L’égalité entre enfants dans la planification successorale

Estate Planning & Fiscalité - 12 septembre 2022

Réduire les droits de succession grâce à un testament

Rédigé par Benoît Verschueren - Senior Estate Planner

Un testament vous permet de déroger au droit successoral légal. Dans ce cadre, vous pouvez octroyer une part plus ou moins grande à vos héritiers légaux ou encore désigner d’autres bénéficiaires de votre succession. Le testament présente en outre l’avantage d’être une technique de planification très flexible. Vous pouvez toujours adapter, révoquer ou affiner un testament de votre vivant tant que vous en êtes capable. Ce n’est pas le cas pour une donation, qui est en principe irrévocable.

Une bonne planification patrimoniale commence par des informations fiables. Vous hésitez quant à la répartition concrète de votre succession selon la loi ? Votre Private Banker ou Personal Banker se fera un plaisir de vous renseigner à ce sujet.

Tranquilité d’esprit et aspects civils

La liberté de déroger au droit successoral légal n’est pas illimitée si vous êtes marié(e) ou si vous avez des enfants. Ces derniers héritiers sont en effet protégés par la loi et ont toujours droit à une part minimale légale dans votre succession, il s’agit de la réserve héréditaire. Les enfants ont par exemple globalement droit à une réserve héréditaire d’une moitié de votre patrimoine reconstitué au moment de votre succession. L’autre moitié constitue la quotité disponible dont vous pouvez disposer librement. Si vous n’êtes pas marié(e) et si vous n’avez pas d’enfants, vous disposez d’une liberté totale afin d’organiser votre succession selon vos propres souhaits par testament.

Avec un testament, vous déterminez en premier lieu comment vos biens (ou une partie de ceux-ci) doivent être partagés au moment du décès. Vous pourriez par exemple régler l’attribution de l’habitation familiale, désigner une œuvre caritative ou impliquer en partie vos petits-enfants dans l’héritage. En outre, vous avez également la possibilité de lier des conditions, charges et modalités supplémentaires à l’attribution de votre succession. Si vous ne vous sentez pas encore prêt à procéder à des donations, un testament constitue un « filet de sécurité » en cas de décès inopiné. Vous êtes aux commandes du navire et vous déterminez vous-même le cap à suivre pour votre tranquilité d’esprit.

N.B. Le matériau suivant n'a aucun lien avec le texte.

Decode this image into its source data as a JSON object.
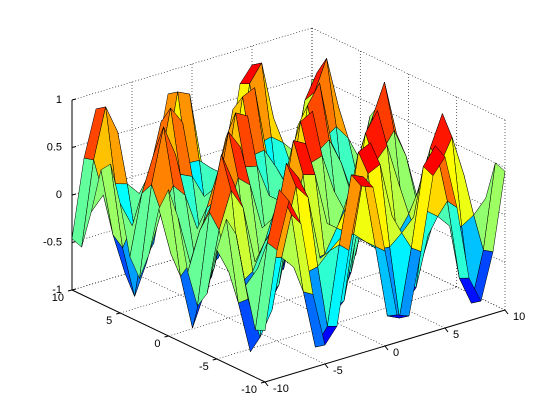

Le principal avantage d’un testament est de rester maître de votre patrimoine de votre vivant. Votre testament ne sort ses effets qu’au moment du décès.

Des opportunités fiscales existent-elles aussi ?

Donation

Des droits de succession sont dus par les héritiers sur les biens qu’ils recueillent par testament. La pression fiscale dépend de l’importance de la succession et du lien de parenté entre le défunt et le ou les légataires. Ainsi, les enfants ou le conjoint survivant bénéficient de taux en ligne directe (en Région flamande, ces taux sont compris entre 3 et 27 %, en Région wallonne et en Région de Bruxelles-Capitale entre 3 % et 30 %) et les frères et sœurs de taux en ligne collatérale (entre 25 % et 55 % en Région flamande, entre 20 % et 65 % en Région wallonne et en Région de Bruxelles-Capitale). En général, les taux des droits de succession sont nettement plus élevés que ceux applicables aux donations (les « droits de donation »).

Vous trouverez un aperçu de tous les taux en vigueur en Région flamande sur le site Web de l’Administration fiscale flamande. Pour les taux en Région wallonne et en Région de Bruxelles-Capitale, vous pouvez consulter le site Web du Service public fédéral Finances.

Avez-vous une idée de la pression fiscale qui pèse sur votre patrimoine en cas de succession ? Obtenez plus d’informations et discutez-en avec votre Private Banker ou Personal Banker. Ils sont assistés par une équipe d’experts composée d’Estate Planners.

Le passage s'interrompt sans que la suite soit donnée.